- Church: Catholic Church
- See: Apostolic Vicariate of Monrovia
- In office: 20 December 1960 – 28 October 1976
- Predecessor: John Collins
- Successor: Michael Kpakala Francis
- Other posts: Titular Archbishop of Gabula (1964-1980) Apostolic Pro-Nuncio to Liberia (1966-1979)
- Previous posts: Apostolic Internuncio to Liberia (1961-1966) Titular Bishop of Sozopolis in Haemimonto (1960-1964) Prefect of Cape Palmas (1950-1960)

Orders
- Ordination: 20 December 1936 by Edward Mulhern
- Consecration: 21 May 1961 by Pope John XXIII

Personal details
- Born: Francis Malachy Carroll 12 June 1912 Newry, County Down, United Kingdom of Great Britain and Ireland
- Died: 10 October 1980 (aged 68) Newry, County Down, Northern Ireland, United Kingdom

= Francis Carroll (nuncio) =

Irish prelate

Francis Malachy Carroll, SMA (12 June 1912 – 10 October 1980) was a Northern Irish Catholic prelate who served as Apostolic Pro-Nuncio to Liberia from 1966 to 1979. He previously served as Prefect Apostolic of Cape Palmas from 1950 to 1960 and Apostolic Vicar of Monrovia from 1960 to 1976. He was a member of the Society of African Missions.

==Biography==
Francis Carroll was born in Newry, County Down, Northern Ireland, in the Diocese of Dromore, on 12 June 1912. He studied at schools in Newry run by the Christian Brothers from 1916 to 1927, when he decided to become a missionary priest. He then studied until 1931 at the institutions of the Society of African Missions (SMA): Sacred Heart College, Ballinafad, County Mayo; St. Joseph's College, Wilton, Cork. He entered the SMA novitiate at Kilcolgan, County Galway, and was admitted to the SMA on 2 July 1933. He studied theology in the major seminary at Dromantine, County Down, until June 1937. He was ordained a priest in St. Colman's Cathedral, Newry, on 20 December 1936.
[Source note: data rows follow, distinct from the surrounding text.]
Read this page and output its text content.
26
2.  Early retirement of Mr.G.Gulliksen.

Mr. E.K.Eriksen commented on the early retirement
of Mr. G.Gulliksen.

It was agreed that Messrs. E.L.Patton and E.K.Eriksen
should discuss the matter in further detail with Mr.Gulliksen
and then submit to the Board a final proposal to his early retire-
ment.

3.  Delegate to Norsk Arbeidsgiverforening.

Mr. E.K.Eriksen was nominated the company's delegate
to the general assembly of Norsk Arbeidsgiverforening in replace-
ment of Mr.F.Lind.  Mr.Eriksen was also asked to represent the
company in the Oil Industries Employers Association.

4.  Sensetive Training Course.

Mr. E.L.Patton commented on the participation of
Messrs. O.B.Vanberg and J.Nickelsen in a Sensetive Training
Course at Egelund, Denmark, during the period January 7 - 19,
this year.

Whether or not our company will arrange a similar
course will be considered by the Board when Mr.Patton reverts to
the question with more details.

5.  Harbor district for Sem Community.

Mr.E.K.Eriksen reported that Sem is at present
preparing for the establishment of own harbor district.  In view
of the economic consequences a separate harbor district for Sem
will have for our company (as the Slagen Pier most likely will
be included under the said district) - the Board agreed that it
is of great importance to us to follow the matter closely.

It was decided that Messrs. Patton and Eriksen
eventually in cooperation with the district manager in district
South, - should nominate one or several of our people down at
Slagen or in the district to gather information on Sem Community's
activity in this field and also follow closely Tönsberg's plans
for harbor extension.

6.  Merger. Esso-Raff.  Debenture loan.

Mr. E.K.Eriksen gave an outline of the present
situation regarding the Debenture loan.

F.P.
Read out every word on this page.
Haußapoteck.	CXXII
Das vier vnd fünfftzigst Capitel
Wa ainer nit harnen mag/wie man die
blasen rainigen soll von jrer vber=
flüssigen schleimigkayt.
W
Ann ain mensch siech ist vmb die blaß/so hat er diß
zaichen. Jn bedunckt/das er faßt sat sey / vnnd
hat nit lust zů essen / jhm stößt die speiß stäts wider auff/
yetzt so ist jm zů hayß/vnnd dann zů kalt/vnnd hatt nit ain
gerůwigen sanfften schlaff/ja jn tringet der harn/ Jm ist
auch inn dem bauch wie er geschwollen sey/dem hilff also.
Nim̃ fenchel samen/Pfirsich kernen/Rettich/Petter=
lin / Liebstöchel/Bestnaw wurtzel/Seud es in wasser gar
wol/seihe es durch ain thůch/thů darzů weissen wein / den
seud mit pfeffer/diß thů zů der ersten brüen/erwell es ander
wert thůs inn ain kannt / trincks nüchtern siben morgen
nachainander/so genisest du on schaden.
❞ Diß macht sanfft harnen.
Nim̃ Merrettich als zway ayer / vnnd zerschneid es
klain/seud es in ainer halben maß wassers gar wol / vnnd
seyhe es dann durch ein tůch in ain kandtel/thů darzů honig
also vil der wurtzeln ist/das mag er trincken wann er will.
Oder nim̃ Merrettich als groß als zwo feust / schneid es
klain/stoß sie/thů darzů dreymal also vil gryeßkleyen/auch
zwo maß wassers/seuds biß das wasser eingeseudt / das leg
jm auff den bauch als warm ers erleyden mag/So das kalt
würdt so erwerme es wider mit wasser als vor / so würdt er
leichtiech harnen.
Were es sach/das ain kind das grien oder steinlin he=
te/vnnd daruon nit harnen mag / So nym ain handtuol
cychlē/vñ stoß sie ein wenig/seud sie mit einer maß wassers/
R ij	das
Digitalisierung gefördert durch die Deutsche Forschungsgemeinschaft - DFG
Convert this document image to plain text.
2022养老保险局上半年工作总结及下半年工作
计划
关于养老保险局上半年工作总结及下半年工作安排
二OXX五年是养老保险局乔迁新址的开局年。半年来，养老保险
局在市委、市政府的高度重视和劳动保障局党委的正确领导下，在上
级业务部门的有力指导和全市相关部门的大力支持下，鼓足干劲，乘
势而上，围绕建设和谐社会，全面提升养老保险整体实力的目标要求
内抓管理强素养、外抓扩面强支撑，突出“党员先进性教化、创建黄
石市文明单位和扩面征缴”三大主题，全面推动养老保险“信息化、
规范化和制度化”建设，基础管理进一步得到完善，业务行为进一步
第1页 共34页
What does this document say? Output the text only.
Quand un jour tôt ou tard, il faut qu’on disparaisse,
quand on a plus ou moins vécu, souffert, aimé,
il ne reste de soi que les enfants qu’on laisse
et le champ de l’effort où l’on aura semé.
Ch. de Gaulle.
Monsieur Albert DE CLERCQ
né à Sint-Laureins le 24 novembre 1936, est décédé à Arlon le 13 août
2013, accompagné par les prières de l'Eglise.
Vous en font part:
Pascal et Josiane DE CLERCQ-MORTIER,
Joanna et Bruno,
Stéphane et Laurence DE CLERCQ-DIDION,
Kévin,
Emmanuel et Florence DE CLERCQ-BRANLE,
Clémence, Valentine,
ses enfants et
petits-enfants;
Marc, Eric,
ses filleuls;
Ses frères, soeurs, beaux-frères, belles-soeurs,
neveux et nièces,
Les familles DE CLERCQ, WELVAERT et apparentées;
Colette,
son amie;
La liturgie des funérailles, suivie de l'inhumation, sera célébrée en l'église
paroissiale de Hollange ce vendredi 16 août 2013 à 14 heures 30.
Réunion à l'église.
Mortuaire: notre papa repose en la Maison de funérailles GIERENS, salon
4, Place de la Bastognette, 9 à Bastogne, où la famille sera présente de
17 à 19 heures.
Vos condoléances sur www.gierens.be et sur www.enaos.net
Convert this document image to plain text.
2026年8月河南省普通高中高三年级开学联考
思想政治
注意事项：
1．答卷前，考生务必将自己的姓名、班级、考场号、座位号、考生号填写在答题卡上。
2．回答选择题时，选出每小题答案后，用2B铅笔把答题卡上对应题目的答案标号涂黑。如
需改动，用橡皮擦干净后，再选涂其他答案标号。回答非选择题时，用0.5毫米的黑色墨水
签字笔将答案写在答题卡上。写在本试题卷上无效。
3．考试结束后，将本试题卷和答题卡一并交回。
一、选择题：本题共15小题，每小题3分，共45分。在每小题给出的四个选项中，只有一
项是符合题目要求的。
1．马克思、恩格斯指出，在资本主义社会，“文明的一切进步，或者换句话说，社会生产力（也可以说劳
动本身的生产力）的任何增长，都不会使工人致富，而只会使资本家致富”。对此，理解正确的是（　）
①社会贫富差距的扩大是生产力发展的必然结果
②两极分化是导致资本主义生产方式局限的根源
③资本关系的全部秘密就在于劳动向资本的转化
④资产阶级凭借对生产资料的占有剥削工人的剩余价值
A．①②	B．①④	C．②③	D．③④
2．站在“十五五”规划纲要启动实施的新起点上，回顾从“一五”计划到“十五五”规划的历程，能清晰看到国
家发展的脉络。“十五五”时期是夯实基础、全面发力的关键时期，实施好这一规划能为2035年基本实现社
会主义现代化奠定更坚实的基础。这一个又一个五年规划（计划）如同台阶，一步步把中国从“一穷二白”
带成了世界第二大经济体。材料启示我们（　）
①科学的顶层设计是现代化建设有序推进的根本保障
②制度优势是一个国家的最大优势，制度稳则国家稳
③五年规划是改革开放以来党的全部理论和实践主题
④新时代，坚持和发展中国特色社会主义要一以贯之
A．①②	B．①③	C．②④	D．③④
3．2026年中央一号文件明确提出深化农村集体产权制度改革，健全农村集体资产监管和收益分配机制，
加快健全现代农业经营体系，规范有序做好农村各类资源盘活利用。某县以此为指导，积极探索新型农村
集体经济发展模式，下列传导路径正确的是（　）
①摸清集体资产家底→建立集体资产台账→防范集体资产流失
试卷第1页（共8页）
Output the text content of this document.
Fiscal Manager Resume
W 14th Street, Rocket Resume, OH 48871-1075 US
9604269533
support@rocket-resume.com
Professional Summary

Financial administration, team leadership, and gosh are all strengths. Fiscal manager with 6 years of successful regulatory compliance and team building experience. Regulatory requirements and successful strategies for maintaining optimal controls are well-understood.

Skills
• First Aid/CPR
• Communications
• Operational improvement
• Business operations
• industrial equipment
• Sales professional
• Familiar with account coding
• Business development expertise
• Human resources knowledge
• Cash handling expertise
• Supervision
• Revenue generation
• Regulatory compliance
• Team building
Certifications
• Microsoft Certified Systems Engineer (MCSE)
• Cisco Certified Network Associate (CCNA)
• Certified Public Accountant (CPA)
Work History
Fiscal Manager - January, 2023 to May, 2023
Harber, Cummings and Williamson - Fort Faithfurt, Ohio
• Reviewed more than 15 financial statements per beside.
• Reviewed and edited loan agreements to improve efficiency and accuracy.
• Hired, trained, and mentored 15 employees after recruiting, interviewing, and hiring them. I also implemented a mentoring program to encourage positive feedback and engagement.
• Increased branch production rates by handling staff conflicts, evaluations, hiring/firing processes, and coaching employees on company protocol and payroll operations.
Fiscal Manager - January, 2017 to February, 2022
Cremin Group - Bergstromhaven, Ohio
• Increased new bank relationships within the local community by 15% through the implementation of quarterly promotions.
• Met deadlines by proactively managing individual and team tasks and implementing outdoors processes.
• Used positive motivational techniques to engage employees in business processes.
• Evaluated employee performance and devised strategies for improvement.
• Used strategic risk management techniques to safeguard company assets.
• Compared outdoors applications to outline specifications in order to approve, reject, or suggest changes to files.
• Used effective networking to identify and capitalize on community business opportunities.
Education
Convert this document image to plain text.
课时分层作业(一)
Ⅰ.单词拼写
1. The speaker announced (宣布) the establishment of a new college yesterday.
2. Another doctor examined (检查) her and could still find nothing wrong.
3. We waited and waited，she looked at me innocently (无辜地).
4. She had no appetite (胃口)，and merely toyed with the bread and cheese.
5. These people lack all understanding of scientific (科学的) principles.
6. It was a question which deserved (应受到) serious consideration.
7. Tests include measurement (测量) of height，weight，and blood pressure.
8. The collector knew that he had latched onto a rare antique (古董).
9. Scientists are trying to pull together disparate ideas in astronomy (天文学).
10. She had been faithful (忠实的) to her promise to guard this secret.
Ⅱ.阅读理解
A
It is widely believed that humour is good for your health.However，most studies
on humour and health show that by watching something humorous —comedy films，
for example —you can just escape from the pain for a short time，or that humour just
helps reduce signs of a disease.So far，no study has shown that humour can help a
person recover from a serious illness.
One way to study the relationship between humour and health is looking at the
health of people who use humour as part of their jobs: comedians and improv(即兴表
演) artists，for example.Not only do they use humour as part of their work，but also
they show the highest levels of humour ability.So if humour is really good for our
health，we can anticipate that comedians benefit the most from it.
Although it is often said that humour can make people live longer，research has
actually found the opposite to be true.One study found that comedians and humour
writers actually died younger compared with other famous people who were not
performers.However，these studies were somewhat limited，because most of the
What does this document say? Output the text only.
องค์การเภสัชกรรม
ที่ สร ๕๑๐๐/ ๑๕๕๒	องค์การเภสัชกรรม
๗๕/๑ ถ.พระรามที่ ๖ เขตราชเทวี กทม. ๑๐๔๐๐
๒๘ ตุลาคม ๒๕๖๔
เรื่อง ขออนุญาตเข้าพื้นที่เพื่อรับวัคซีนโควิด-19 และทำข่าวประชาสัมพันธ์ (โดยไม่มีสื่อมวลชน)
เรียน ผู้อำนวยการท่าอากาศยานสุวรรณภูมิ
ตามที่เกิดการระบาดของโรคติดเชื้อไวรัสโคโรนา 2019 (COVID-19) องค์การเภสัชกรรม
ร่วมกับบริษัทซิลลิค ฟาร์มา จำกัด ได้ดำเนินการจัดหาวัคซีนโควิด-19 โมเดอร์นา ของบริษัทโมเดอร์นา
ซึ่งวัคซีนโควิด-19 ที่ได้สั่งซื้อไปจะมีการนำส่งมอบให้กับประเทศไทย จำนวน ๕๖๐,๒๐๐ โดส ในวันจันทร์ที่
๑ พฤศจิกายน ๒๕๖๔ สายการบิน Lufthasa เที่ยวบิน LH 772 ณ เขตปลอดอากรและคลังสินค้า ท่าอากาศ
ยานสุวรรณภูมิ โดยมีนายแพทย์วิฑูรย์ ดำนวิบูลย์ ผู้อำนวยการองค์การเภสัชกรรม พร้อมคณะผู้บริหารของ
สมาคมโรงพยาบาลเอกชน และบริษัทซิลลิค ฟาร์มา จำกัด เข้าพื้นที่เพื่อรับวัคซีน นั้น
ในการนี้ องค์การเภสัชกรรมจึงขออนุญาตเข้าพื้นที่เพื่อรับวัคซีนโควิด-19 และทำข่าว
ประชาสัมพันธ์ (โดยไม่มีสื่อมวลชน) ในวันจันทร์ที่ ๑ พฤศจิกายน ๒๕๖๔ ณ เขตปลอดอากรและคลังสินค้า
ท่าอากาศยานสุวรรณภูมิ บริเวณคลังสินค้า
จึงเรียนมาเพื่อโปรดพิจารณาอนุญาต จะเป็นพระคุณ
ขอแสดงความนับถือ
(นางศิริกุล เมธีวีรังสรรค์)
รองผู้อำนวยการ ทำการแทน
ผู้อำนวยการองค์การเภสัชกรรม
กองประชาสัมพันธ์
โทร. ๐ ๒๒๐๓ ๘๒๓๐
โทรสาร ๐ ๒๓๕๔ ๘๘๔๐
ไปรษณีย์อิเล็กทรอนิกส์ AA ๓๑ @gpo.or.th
He was assigned to the SMA's Liberian mission and arrived in Liberia in October 1937. He focused his work on education, opening and managing schools while maintaining good relations with the government education department. In 1946, Liberian President William Tubman awarded Carroll the Star of Africa in recognition of his education work.

On 2 February 1950 the Holy See divided the Vicariate of Liberia, creating the Prefecture of Cape Palmas and the Vicariate of Monrovia. Carroll was nominated Prefect Apostolic of Cape Palmas on 27 October 1950. On 20 December 1960, Pope John XXIII named him Apostolic Vicar of Monrovia and titular bishop of Sozopolis in Haemimonto. He received his episcopal consecration on 21 May 1961 in St. Peter's Basilica from Pope John XXIII.

He was given the additional title of Apostolic Internuncio to Liberia on 9 November 1961 and assigned the titular see of archbishop of Gabula on 14 January 1964. On 7 March 1966, Pope Paul VI appointed him Apostolic Pro-Nuncio to Liberia.

With increasingly ill health Carroll offered his resignation as Apostolic Vicar, which was accepted in February 1976. (Note: His successor as Apostolic Vicar, Michael Kpakala Francis, was named on 28 October 1976.) In April 1979, Pope John Paul II accepted Carroll's resignation as Pro-Nuncio. (Note: Johannes Dyba was named to succeed him as Pro-Nuncio on 25 August 1979.)

Carroll retired to the SMA house in Tenafly, New Jersey, United States. He died in his family's home in Newry on 10 October 1980.